Mi acompañante asintió con la cabeza antes de añadir:

-Pero en muchos casos lo peor venía después, porque los cadáveres eran sometidos a todo tipo de vejaciones.

-¿Por ejemplo?

-En el caso de estas dos criadas, sus restos fueron introducidos en un saco de cuero en el que figuraba pintado un perro, un gallo, una culebra y un simio que fue llevado a la orilla del mar donde permaneció hasta la puesta de sol, momento en el que se recogió para darles sepultura.

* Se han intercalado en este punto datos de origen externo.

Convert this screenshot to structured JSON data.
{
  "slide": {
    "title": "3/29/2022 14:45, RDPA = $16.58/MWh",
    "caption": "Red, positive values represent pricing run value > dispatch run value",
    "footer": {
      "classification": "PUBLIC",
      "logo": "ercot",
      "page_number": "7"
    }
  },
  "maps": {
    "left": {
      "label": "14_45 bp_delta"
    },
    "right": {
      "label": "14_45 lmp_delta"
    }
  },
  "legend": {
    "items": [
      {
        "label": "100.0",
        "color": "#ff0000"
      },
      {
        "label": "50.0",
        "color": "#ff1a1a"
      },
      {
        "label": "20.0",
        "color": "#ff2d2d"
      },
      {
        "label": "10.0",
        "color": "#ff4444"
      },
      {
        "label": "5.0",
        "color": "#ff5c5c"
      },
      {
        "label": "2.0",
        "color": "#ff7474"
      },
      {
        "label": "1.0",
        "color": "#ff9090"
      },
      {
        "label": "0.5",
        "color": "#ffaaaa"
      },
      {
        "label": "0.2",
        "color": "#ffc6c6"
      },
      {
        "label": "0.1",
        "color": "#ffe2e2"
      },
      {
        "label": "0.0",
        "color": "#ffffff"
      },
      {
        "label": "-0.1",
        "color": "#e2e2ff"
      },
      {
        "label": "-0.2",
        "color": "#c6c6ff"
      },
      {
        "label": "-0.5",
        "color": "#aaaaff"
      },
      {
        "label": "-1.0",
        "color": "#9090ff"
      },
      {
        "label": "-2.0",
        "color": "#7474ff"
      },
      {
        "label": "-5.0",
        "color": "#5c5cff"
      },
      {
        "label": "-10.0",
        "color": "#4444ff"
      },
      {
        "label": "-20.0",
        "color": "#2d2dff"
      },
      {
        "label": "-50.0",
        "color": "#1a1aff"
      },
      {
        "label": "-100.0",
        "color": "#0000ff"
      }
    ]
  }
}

-¿Pero por qué el garrote en vez de otro método?

-Porque meses antes de dictarse sentencia, Fernando VII había decidido que sustituyese a la horca como instrumento de ejecución en todos sus dominios.

-Menuda salvajada.

-Pues si tomó esa decisión fue porque en aquel momento era mucho menos cruel que la horca, al causar una muerte más rápida.

-¡El garrote menos cruel! ¿Estás de broma?

-Es que la horca que conoces a través del cine no es la que entonces se empleaba. Los ahorcados sufrían una agónica muerte por estrangulamiento hasta que los ingleses tuvieron la brillante idea de añadir a los patíbulos una trampilla que se abría a los pies del ajusticiado para que al caer muriese rápidamente por fractura de cuello.

-Hablando de caídas, ¿cuántos años le cayeron a la viuda?

-Eso es lo de menos pues no llegó a cumplir su pena.

-¿Se la rebajaron por buena conducta?

-Más bien se la rebajó ella con sus malas artes.

-¿Qué fue lo que hizo?

-Ganarse la confianza de un guarda del hospicio que le facilitó la huida y una vez en libertad escapó a América para no volver jamás.

-¿Cómo Milady de Winter, la diabólica antagonista de Los tres mosqueteros que con una hábil mezcla de seducción física y manipulación psicológica persuadió a su carcelero?

-No había visto el parecido, pero pudo haber sido algo parecido.

-¿Y sus hijos?

-Mientras su madre estaba presa habían sido puestos bajo la custodia de sus abuelos maternos.

-No creo que sea casualidad que todo aquello ocurriera justo enfrente de una iglesia dedicada a san Francisco de Borja –exclamé–, sobrino nieto de Lucrecia Borgia, auténtica maestra en el noble arte del envenenamiento de quien se dice que en todo momento llevaba un anillo con una esmeralda hueca llena de veneno con el que emponzoñaba las bebidas y alimentos de sus víctimas sin que se dieran cuenta.

Al oírme decir aquello el interrogado pasó a interrogarme:

-¿Estás sugiriendo que Isabel de Páez se inspiró en la legendaria hija del papa Alejandro VI?

-¿Por qué no?, el Romanticismo, tan de moda a comienzos del XIX, sintió tanta fascinación por su figura que aquella misma década Víctor Hugo escribió una obra teatral sobre ella, Donizetti una ópera y Alejandro Dumas una novela. Además las dos guardan un gran parecido…

-¿Cuál?

-No olvides que se rumoreaba que el segundo marido de Lucrecia, Alfonso de Aragón, muerto con tan solo dieciocho años, había sido envenenado por ella.

-¿Con qué?

-Con el veneno preferido de los Borgia, la cantarella o acquetta di Perugia, que mira tú por donde se obtiene mezclando vísceras de cerdo con arsénico.

Observando los escasos metros que separan la casa de la iglesia, era indudable que Isabel de Páez debía acudir frecuentemente a misa, aunque muy probablemente su santo epónimo le inspirase menos que su tía abuela.